Most businesses get stuck in the idea phase, without the time, resource, or direction to move from concept to launch.
Others, in a rush to keep up with competitors, bolt AI onto existing products without a clear purpose or user need.
To get AI-powered products live, follow this 3-step approach we've used to help clients launch products and features their customers love.
Too many teams start with AI and then try to find a use case. They tack AI onto their existing product without asking the most important question: what’s the best way to solve this problem?
That’s backwards. The best AI products start with a clear problem that AI is the best way to solve.
For one of our partners, the initial assumption was that they needed to modernise their content to win over big tech clients and expand their offering with more resources.
But when we dug deeper, we found the content itself wasn’t the issue. It was already great. The real problem was how hard it was to access. Clients had to dig through long PDFs and navigate a clunky website instead of getting instant, accurate answers.
That’s where AI made sense. Not as a shiny feature, but as a way to remove friction, surface answers faster, and create a better customer experience.
Ask yourself:
What’s frustrating about how users currently solve this problem?
Is AI actually the best solution, or is there a simpler fix?
What would this experience look like if AI worked perfectly?
The best AI products start with a clear problem that AI is the best way to solve.
Most teams still design products using static wireframes. But AI is making it easier than ever to create working prototypes quickly. And it is no longer just designers who can do it. Anyone on a product team can get involved.
This shift allows teams to rapidly build testable prototypes and gain richer insights from usability testing. And when your product includes AI, it means you can test real AI functionality early in the process, not just imagine how it might work.
With one client, instead of relying on wireframes to show "how AI might work," we built an AI-powered prototype in one week and put it in front of real users.
It helped us:
Let users test real AI-driven interactions, not just a static UI
Iterate quickly based on real-world feedback
Prove that AI was the right solution
AI is making it easier than ever to create working prototypes quickly. And it is no longer just designers who can do it. Anyone on a product team can get involved.
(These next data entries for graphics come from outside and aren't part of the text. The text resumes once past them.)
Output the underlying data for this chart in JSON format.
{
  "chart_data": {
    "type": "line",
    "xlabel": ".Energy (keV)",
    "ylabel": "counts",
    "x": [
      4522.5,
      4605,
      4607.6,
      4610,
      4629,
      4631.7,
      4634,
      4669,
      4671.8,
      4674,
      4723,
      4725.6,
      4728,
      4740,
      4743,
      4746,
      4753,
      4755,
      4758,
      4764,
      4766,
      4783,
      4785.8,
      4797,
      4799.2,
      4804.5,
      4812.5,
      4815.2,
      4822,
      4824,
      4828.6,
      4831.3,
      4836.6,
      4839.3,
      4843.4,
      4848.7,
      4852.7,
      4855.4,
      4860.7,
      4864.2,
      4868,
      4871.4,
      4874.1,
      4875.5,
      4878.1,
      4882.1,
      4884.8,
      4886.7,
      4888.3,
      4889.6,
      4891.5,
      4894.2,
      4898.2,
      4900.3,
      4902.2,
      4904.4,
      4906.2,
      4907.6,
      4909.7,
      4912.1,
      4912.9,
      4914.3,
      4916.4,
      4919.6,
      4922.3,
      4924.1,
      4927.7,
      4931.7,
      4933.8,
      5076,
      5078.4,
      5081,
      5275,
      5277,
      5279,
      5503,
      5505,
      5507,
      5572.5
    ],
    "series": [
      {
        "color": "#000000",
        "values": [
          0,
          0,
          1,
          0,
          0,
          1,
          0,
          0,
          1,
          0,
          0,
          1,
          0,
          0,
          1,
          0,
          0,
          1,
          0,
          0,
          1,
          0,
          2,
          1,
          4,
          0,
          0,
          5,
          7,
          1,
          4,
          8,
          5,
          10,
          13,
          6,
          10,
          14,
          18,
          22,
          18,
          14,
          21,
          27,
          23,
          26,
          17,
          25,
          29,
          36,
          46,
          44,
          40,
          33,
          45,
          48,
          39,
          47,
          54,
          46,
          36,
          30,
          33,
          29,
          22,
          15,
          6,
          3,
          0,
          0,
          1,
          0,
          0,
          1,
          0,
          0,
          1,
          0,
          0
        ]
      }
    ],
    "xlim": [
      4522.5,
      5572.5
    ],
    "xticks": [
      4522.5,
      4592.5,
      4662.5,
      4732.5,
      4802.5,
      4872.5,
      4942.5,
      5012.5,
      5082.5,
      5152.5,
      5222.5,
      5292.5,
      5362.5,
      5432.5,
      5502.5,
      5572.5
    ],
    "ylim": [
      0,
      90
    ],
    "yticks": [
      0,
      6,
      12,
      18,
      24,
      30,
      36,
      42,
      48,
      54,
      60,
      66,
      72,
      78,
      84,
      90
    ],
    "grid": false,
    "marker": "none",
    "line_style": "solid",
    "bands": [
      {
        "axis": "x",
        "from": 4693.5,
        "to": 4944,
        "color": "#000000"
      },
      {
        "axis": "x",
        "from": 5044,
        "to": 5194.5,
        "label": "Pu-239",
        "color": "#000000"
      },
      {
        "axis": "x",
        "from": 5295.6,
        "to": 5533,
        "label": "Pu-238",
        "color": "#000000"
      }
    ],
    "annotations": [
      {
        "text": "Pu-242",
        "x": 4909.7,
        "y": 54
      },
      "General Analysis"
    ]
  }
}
AI products fail when users don’t trust the outputs. If they don’t believe the AI is accurate or reliable, they’ll default to other solutions. That’s why trust has to be designed into the product.
Ways to build trust into a product:
AI traceability: Showing users why the AI gave a certain answer.
Human-in-the-loop checks: Ensuring experts reviewed AI-generated responses.
AI validating AI: Using a second model to check for inconsistencies.
Trust isn’t just about accuracy. It’s about setting the right expectations so users feel confident using AI.
For one of our clients, we built in trust by:
Inputting clear limitations on what AI could and couldn’t do.
Adding feedback loops so users could flag inaccurate responses.
Designing AI as a support tool, not a fully automated replacement for human expertise.
AI products fail when users don’t trust the outputs. If they don’t believe the AI is accurate or reliable, they’ll default to other solutions.
Just because AI can do something doesn’t mean it should.
The key is knowing when AI is the right tool, testing it with real users early, and designing for trust from the start.
The better teams get at recognising when AI isn’t the answer, the better they’ll be at knowing when it is.